A CIRCULAR CARVED MARBLE PORTRAIT PROFILE RELIEF OF JOHN GIBSON
A CIRCULAR CARVED MARBLE PORTRAIT PROFILE RELIEF OF JOHN GIBSON

ATTRIBUTED TO HARRIET HOSMER (1830-1908), CIRCA 1866

Details
A CIRCULAR CARVED MARBLE PORTRAIT PROFILE RELIEF OF JOHN GIBSON
Attributed to Harriet Hosmer (1830-1908), circa 1866
Signed below the truncation 'J. GIBSON. ROME. OBIT 27 JANY. 1866'; in a circular giltwood frame; with a paper label to the reverse inscribed 'John Gibson sculptor Rome modeled by himself C...marble by B.E. Spence presented by him/to...Lister... SEPT...'.
Minor losses to gilding.
12 5/8 in. (32 cm.) diam.

Lot Essay

John Gibson (1790-1866), originally British, lived primarily in Rome and was one of the most prominent figures of the Anglo-Roman neo-classical school.

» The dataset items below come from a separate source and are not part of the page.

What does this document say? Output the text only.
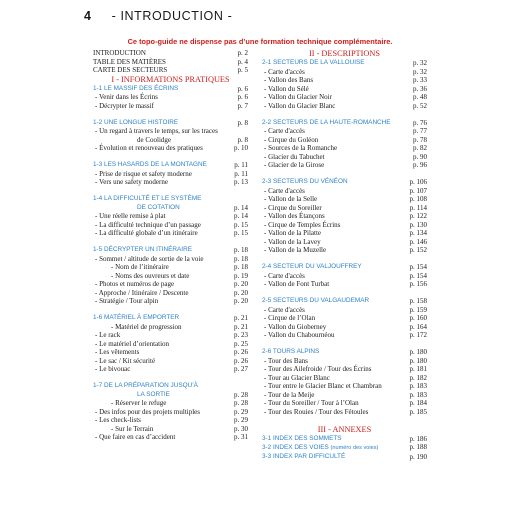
4 - INTRODUCTION -
Ce topo-guide ne dispense pas d’une formation technique complémentaire.
INTRODUCTION	p. 2
TABLE DES MATIÈRES	p. 4
CARTE DES SECTEURS	p. 5
I - INFORMATIONS PRATIQUES
1-1 LE MASSIF DES ÉCRINS	p. 6
- Venir dans les Écrins	p. 6
- Décrypter le massif	p. 7
1-2 UNE LONGUE HISTOIRE	p. 8
- Un regard à travers le temps, sur les traces
de Coolidge	p. 8
- Évolution et renouveau des pratiques	p. 10
1-3 LES HASARDS DE LA MONTAGNE	p. 11
- Prise de risque et safety moderne	p. 11
- Vers une safety moderne	p. 13
1-4 LA DIFFICULTÉ ET LE SYSTÈME
DE COTATION	p. 14
- Une réelle remise à plat	p. 14
- La difficulté technique d’un passage	p. 15
- La difficulté globale d’un itinéraire	p. 15
1-5 DÉCRYPTER UN ITINÉRAIRE	p. 18
- Sommet / altitude de sortie de la voie	p. 18
- Nom de l’itinéraire	p. 18
- Noms des ouvreurs et date	p. 19
- Photos et numéros de page	p. 20
- Approche / Itinéraire / Descente	p. 20
- Stratégie / Tour alpin	p. 20
1-6 MATÉRIEL À EMPORTER	p. 21
- Matériel de progression	p. 21
- Le rack	p. 23
- Le matériel d’orientation	p. 25
- Les vêtements	p. 26
- Le sac / Kit sécurité	p. 26
- Le bivouac	p. 27
1-7 DE LA PRÉPARATION JUSQU’À
LA SORTIE	p. 28
- Réserver le refuge	p. 28
- Des infos pour des projets multiples	p. 29
- Les check-lists	p. 29
- Sur le Terrain	p. 30
- Que faire en cas d’accident	p. 31
II - DESCRIPTIONS
2-1 SECTEURS DE LA VALLOUISE	p. 32
- Carte d'accès	p. 32
- Vallon des Bans	p. 33
- Vallon du Sélé	p. 36
- Vallon du Glacier Noir	p. 48
- Vallon du Glacier Blanc	p. 52
2-2 SECTEURS DE LA HAUTE-ROMANCHE	p. 76
- Carte d'accès	p. 77
- Cirque du Goléon	p. 78
- Sources de la Romanche	p. 82
- Glacier du Tabuchet	p. 90
- Glacier de la Girose	p. 96
2-3 SECTEURS DU VÉNÉON	p. 106
- Carte d'accès	p. 107
- Vallon de la Selle	p. 108
- Cirque du Soreiller	p. 114
- Vallon des Étançons	p. 122
- Cirque de Temples Écrins	p. 130
- Vallon de la Pilatte	p. 134
- Vallon de la Lavey	p. 146
- Vallon de la Muzelle	p. 152
2-4 SECTEUR DU VALJOUFFREY	p. 154
- Carte d'accès	p. 154
- Vallon de Font Turbat	p. 156
2-5 SECTEURS DU VALGAUDEMAR	p. 158
- Carte d'accès	p. 159
- Cirque de l’Olan	p. 160
- Vallon du Gioberney	p. 164
- Vallon du Chabournéou	p. 172
2-6 TOURS ALPINS	p. 180
- Tour des Bans	p. 180
- Tour des Ailefroide / Tour des Écrins	p. 181
- Tour au Glacier Blanc	p. 182
- Tour entre le Glacier Blanc et Chambran	p. 183
- Tour de la Meije	p. 183
- Tour du Soreiller / Tour à l’Olan	p. 184
- Tour des Rouies / Tour des Fétoules	p. 185
III - ANNEXES
3-1 INDEX DES SOMMETS	p. 186
3-2 INDEX DES VOIES (numéro des voies)	p. 188
3-3 INDEX PAR DIFFICULTÉ	p. 190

In the 1850s, Gibson took on the American sculptor Harriet Hosmer, who coined the famous phrase about Gibson, 'he is a god in his studio but God help him out of it.'
Over the course of his life and after his death, a number of portrait busts and medallions of Gibson were executed by his colleagues and admirers. There is a portrait roundel by Gibson's student Harriet Hosmer, currently in the National Portrait Gallery, which is almost identical to the present roundel and the portrait roundel on Gibson's grave stele in Rome, thus suggesting that this roundel is also by her. The hand-written label on the back of the present roundel suggests in fact that it was done by Benjamin Edward Spence, however it is likely that this is an erroneous postscript.